Some iOS 7 commentators have brought up the idea that we don't need visual cues like buttons, bevels, textures, and shadows to tell us what we can tap. Watts Martin asks, "Do we really still need buttons?" Matt Gemmell says,

[…] we’ve grown up. We don’t require hand-holding to tell us what to click or tap. Interactivity is a matter of invitation, and physical cues are only one specific type. iOS 7 is an iOS for a more mature consumer, who understands that digital surfaces are interactive, and who doesn’t want anything getting in the way of their content.

I appreciate some of their other insights, but I call bullshit on this specific point. Who, exactly, has grown up? In the past 30 years of traditional desktop GUIs, no one questioned the need for basic visual cues to demonstrate interactivity. When it comes to smartphones specifically, billions of people around the world have never used one. To take an example of a particularly smartphone-happy country, almost half the population in the U.S. has yet to buy one.1

Visual affordance is one of the fundamental keys to usability, and veering away from it is a sure way of creating something that is difficult for non-techies to understand. "We've grown up" is logic I've seen used many times to justify pretty designs that suffer from basic usability flaws.

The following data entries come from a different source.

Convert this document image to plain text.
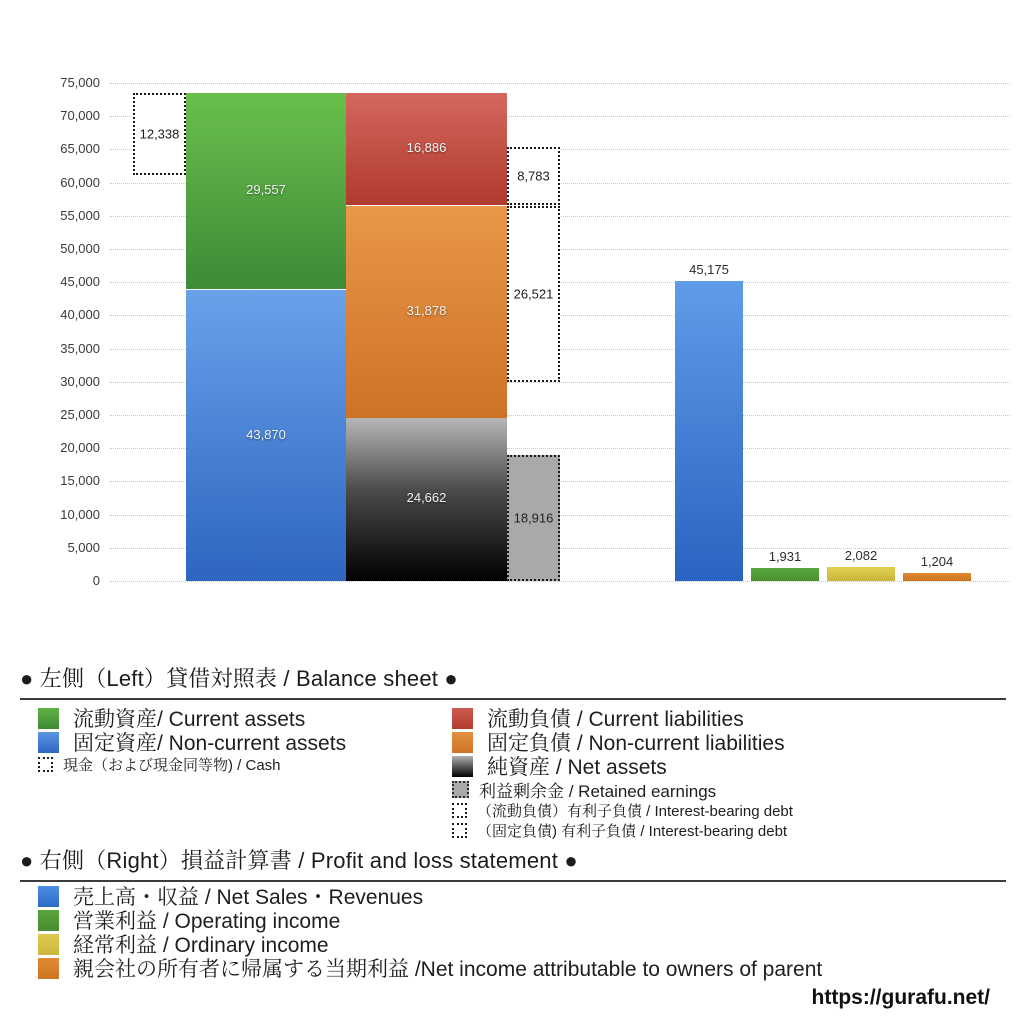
0
5,000
10,000
15,000
20,000
25,000
30,000
35,000
40,000
45,000
50,000
55,000
60,000
65,000
70,000
75,000
12,338
8,783
26,521
18,916
43,870
29,557
24,662
31,878
16,886
45,175
1,931	2,082	1,204
● 左側（Left）貸借対照表 / Balance sheet ●
流動資産/ Current assets
固定資産/ Non-current assets
現金（および現金同等物) / Cash
流動負債 / Current liabilities
固定負債 / Non-current liabilities
純資産 / Net assets
利益剰余金 / Retained earnings
（流動負債）有利子負債 / Interest-bearing debt
（固定負債) 有利子負債 / Interest-bearing debt
● 右側（Right）損益計算書 / Profit and loss statement ●
売上高・収益 / Net Sales・Revenues
営業利益 / Operating income
経常利益 / Ordinary income
親会社の所有者に帰属する当期利益 /Net income attributable to owners of parent
https://gurafu.net/
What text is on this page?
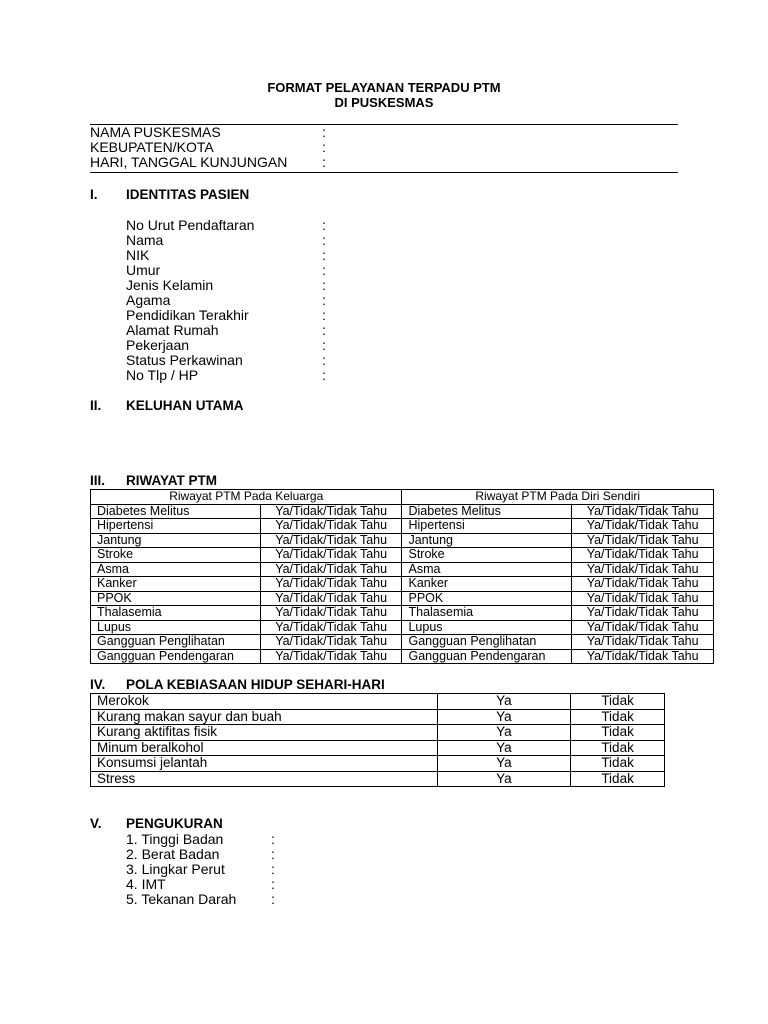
FORMAT PELAYANAN TERPADU PTM
DI PUSKESMAS
NAMA PUSKESMAS	:
KEBUPATEN/KOTA	:
HARI, TANGGAL KUNJUNGAN :
I. IDENTITAS PASIEN
No Urut Pendaftaran	:
Nama	:
NIK	:
Umur	:
Jenis Kelamin	:
Agama	:
Pendidikan Terakhir	:
Alamat Rumah	:
Pekerjaan	:
Status Perkawinan	:
No Tlp / HP	:
II. KELUHAN UTAMA
III. RIWAYAT PTM
Riwayat PTM Pada Keluarga		Riwayat PTM Pada Diri Sendiri	
Diabetes Melitus	Ya/Tidak/Tidak Tahu	Diabetes Melitus	Ya/Tidak/Tidak Tahu
Hipertensi	Ya/Tidak/Tidak Tahu	Hipertensi	Ya/Tidak/Tidak Tahu
Jantung	Ya/Tidak/Tidak Tahu	Jantung	Ya/Tidak/Tidak Tahu
Stroke	Ya/Tidak/Tidak Tahu	Stroke	Ya/Tidak/Tidak Tahu
Asma	Ya/Tidak/Tidak Tahu	Asma	Ya/Tidak/Tidak Tahu
Kanker	Ya/Tidak/Tidak Tahu	Kanker	Ya/Tidak/Tidak Tahu
PPOK	Ya/Tidak/Tidak Tahu	PPOK	Ya/Tidak/Tidak Tahu
Thalasemia	Ya/Tidak/Tidak Tahu	Thalasemia	Ya/Tidak/Tidak Tahu
Lupus	Ya/Tidak/Tidak Tahu	Lupus	Ya/Tidak/Tidak Tahu
Gangguan Penglihatan	Ya/Tidak/Tidak Tahu	Gangguan Penglihatan	Ya/Tidak/Tidak Tahu
Gangguan Pendengaran	Ya/Tidak/Tidak Tahu	Gangguan Pendengaran	Ya/Tidak/Tidak Tahu
IV. POLA KEBIASAAN HIDUP SEHARI-HARI
Merokok	Ya	Tidak
Kurang makan sayur dan buah	Ya	Tidak
Kurang aktifitas fisik	Ya	Tidak
Minum beralkohol	Ya	Tidak
Konsumsi jelantah	Ya	Tidak
Stress	Ya	Tidak
V. PENGUKURAN
1. Tinggi Badan	:
2. Berat Badan	:
3. Lingkar Perut	:
4. IMT	:
5. Tekanan Darah :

This isn't meant as a criticism of the visual overhaul in iOS 7.2 It's an argument against the notion that usability should be traded for beauty. There is a lot of hubris involved in the assumption that the "we" in "we've grown up" applies to anyone outside of a tiny number of developers and designers. It's a big world out there. Let's continue creating tools that are usable for as many people as possible.

  1. According to numbers cited by Horace Dediu, U.S. smartphone penetration crossed the 50% threshold only at the end of last year.
  2. Michael Heilemann already shared some great comments on the designs of the lock screen and music app in beta 1. I'll refrain from anything further as the new design is clearly a massive job and still a work in progress.